O Ministério da Defesa russo afirmou em um comunicado que as forças ucranianas estão aproveitando as disputas entre o Wagner e o Exército russo para preparar um ataque perto da cidade de Bakhmut, leste da Ucrânia.
"Nós somos 25.000 e iremos determinar as causas do caos que reina no país (...). Nossas reservas estratégicas são todo o Exército e todo o país", proclamou Prigozhin, convocando "todos os que quiserem" a se unirem a seus homens para "acabar com a desordem".
O Exército russo negou categoricamente as acusações de ataques. "As mensagens e os vídeos divulgados nas redes sociais por Y. Prigozhin sobre supostos 'bombardeios do Ministério da Defesa russo contra as bases de retaguarda do grupo paramilitar Wagner' não correspondem à realidade e são uma provocação", afirmou o ministério em comunicado.

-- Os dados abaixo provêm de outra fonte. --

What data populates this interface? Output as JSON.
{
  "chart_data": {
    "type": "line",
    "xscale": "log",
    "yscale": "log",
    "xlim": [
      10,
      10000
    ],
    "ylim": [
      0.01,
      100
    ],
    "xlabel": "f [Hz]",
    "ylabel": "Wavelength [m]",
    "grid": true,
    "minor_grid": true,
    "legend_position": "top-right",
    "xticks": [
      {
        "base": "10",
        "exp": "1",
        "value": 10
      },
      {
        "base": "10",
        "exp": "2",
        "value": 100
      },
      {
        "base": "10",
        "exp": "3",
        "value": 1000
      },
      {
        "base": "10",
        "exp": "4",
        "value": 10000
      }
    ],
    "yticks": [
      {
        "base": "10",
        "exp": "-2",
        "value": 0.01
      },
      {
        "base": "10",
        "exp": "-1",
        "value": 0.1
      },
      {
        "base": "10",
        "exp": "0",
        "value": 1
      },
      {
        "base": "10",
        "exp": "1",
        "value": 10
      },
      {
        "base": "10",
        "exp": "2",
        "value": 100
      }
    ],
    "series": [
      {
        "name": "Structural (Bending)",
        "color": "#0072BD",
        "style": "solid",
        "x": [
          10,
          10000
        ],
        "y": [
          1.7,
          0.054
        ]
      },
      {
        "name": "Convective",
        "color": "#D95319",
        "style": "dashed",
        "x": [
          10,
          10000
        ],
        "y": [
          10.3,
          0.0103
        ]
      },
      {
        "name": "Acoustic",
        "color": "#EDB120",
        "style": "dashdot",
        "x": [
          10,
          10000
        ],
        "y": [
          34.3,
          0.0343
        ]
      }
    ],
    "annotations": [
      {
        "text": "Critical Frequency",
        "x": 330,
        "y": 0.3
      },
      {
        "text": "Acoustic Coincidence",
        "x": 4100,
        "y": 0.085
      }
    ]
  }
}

- Militares 'se banham em seu sangue' -
Horas antes do surgimento da crise, Prigozhin afirmou que o Exército russo estava "se retirando" no leste e sul da Ucrânia, contradizendo as afirmações do Kremlin, para o qual a contraofensiva de Kiev fracassa. "As Forças Armadas ucranianas estão fazendo as tropas russas recuarem", declarou, em entrevista publicada no aplicativo Telegram por seu serviço de imprensa.
"Não há controle algum, não há vitórias militares" de Moscou, insistiu Prigozhin, acrescentando que os militares russos "se banham em seu sangue", referindo-se às grandes perdas sofridas pelas tropas regulares.

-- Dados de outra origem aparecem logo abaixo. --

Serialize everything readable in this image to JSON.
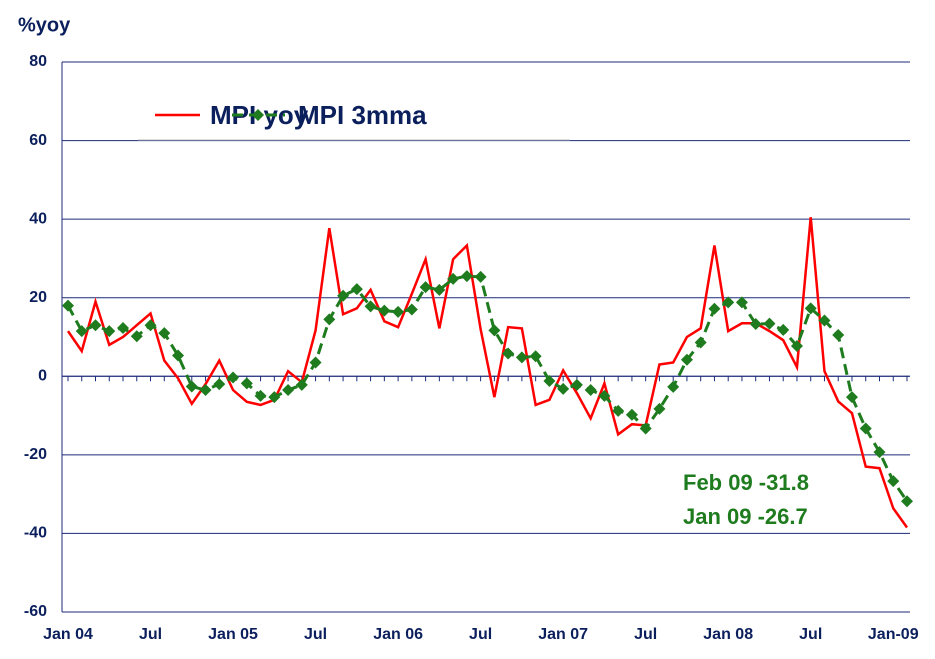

No entanto, autoridades na capital ucraniana, Kiev, informaram que alertas de defesa antiaérea foram ativadas e que explosões foram ouvidas no distrito de Solimanski.
Em Kharkiv, segunda maior cidade da Ucrânia, também foram ouvidas explosões, enquanto outras províncias registraram lançamentos de mísseis.
Putin e seu ministro da Defesa, Sergei Shoigu, afirmam, por sua vez, que o Exército está "repelindo" todos os ataques ucranianos.